Things changed dramatically for the worse as Rosemitha’s mother-in-law grew sick and then died. Her death meant that Rosemitha no longer had someone in the house to stay with the children if she wanted to go out to run her business unless Patekwe could take a day off from his work. And that was almost beside the point because the expenses of the sickness and the funeral drained all the money Rosemitha had to invest in merchandise. They also had to sell off their sow, most of their piglets, and a crop of beans they had just harvested.

But what was worse was the loss she felt. Rosemitha was deeply fond of the older woman.  “She was always the one that took care of me. When I had my child, she helped me and bathed me in the days afterwards until I could bathe myself.” She also seems to have given Rosemitha a supportive friend as she managed her relationship with Patekwe, the woman’s son. The loss left her feeling more alone.

Nevertheless, she graduated from the program. At the program’s end, the couple had five goats and pig with six piglets. She didn’t have a small commerce at the time, but the couple had some income from farming.

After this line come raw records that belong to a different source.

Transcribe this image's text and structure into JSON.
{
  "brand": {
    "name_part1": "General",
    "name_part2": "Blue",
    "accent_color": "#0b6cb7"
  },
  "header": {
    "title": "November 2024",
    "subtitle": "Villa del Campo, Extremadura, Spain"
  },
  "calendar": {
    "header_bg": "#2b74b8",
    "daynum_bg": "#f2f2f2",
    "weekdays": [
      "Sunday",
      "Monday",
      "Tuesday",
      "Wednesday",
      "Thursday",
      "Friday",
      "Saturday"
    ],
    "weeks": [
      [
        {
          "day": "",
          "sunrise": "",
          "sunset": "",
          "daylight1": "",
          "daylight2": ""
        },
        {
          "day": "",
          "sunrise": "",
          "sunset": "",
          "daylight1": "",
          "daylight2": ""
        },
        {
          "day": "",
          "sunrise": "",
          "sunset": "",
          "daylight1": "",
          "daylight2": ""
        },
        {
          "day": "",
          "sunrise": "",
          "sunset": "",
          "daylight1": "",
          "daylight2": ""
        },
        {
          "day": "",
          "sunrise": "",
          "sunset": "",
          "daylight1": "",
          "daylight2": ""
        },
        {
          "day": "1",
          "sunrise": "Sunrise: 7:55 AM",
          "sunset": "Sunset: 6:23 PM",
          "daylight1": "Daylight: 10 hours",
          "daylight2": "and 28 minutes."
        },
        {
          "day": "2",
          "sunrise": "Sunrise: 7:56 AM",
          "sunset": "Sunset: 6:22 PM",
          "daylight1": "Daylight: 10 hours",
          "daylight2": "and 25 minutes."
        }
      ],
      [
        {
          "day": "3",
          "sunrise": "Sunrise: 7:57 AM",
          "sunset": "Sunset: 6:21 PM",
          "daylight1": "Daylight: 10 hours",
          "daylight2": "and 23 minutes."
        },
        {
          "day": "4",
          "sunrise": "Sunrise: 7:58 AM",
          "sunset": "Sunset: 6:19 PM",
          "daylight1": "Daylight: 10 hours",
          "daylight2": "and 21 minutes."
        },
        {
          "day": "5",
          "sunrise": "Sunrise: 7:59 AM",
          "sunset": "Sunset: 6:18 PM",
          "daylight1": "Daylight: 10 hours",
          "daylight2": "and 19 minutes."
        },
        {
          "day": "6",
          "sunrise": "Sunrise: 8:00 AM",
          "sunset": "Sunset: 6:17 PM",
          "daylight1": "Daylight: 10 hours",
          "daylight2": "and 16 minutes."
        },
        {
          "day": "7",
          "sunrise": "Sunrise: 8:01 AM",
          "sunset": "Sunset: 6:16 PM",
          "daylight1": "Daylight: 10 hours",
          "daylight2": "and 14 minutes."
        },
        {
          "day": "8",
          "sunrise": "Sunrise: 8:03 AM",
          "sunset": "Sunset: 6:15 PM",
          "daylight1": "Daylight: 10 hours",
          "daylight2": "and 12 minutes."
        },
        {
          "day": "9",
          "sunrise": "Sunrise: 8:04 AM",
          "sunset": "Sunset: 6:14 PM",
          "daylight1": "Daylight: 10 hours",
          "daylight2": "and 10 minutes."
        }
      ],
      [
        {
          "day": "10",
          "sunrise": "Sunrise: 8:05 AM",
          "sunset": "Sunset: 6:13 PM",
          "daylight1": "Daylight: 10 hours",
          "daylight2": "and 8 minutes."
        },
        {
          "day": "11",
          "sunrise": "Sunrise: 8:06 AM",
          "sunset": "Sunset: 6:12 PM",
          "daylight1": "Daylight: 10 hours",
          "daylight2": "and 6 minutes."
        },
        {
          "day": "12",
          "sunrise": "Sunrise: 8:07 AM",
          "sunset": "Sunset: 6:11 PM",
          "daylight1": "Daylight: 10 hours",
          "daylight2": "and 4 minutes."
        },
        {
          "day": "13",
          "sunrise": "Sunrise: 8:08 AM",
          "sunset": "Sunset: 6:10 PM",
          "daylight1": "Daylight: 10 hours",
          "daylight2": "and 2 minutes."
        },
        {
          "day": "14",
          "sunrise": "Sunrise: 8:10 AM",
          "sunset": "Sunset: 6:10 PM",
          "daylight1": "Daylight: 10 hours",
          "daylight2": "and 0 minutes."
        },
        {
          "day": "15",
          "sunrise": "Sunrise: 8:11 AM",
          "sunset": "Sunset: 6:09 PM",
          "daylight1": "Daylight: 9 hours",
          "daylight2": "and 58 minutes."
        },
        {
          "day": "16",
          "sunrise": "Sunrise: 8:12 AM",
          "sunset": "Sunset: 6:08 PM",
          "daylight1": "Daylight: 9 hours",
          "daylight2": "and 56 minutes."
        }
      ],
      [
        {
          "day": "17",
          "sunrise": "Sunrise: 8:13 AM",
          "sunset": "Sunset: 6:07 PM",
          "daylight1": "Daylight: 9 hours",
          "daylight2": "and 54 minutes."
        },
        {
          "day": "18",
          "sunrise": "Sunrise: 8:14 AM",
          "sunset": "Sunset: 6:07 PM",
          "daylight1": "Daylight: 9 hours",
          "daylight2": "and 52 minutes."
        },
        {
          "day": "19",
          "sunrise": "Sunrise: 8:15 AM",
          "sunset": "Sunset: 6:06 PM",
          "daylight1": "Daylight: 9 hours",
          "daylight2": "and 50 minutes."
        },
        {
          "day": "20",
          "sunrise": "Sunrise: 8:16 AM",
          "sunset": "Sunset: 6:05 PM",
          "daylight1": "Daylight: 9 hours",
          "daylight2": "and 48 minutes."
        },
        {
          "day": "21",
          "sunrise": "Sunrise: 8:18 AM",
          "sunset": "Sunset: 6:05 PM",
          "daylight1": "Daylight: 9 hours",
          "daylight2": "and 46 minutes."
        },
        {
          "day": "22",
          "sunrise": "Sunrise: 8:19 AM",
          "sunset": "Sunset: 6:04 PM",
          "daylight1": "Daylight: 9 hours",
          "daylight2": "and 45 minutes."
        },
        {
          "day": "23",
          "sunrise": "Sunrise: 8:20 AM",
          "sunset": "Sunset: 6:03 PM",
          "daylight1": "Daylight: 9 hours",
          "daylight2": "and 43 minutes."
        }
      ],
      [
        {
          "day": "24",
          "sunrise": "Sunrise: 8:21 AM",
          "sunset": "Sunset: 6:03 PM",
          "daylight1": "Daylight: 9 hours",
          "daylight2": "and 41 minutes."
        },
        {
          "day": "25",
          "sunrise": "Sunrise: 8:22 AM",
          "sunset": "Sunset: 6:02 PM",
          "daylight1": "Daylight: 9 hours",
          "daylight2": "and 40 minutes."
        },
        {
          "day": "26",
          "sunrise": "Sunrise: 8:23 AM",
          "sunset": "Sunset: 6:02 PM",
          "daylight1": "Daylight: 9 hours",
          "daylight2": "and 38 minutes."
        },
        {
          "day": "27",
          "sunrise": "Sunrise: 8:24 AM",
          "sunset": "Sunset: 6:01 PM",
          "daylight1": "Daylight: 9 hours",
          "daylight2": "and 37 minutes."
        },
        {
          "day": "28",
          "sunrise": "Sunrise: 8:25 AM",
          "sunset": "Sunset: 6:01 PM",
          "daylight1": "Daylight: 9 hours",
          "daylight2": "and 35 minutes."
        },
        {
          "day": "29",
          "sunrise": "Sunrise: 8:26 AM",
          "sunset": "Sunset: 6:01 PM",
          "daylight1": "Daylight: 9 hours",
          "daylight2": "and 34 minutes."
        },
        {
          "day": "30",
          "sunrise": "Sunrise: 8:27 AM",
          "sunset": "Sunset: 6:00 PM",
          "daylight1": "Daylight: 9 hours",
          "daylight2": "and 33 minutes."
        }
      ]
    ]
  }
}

At the time, she said that she and her husband “did good work, so we finished the program well.”

A year later, Rosemitha is less upbeat. “Before I joined the program, life was hard, and while we were in it, we felt some relief. But now our problems have returned.”

Only one of the children is now living with them. Patekwe sent his daughter to live with an aunt who lives near the hospital in Laskawobas where his mother died. The aunt asked for the child, and Patekwe felt that the girl would be better off where she can go to a better school. It is a long hike over the mountain that rises behind their home, but he tries to see her regularly. Rosemitha sent her boy to live with her father, who lives close by and was alone. She still sees him every day, before he goes to school.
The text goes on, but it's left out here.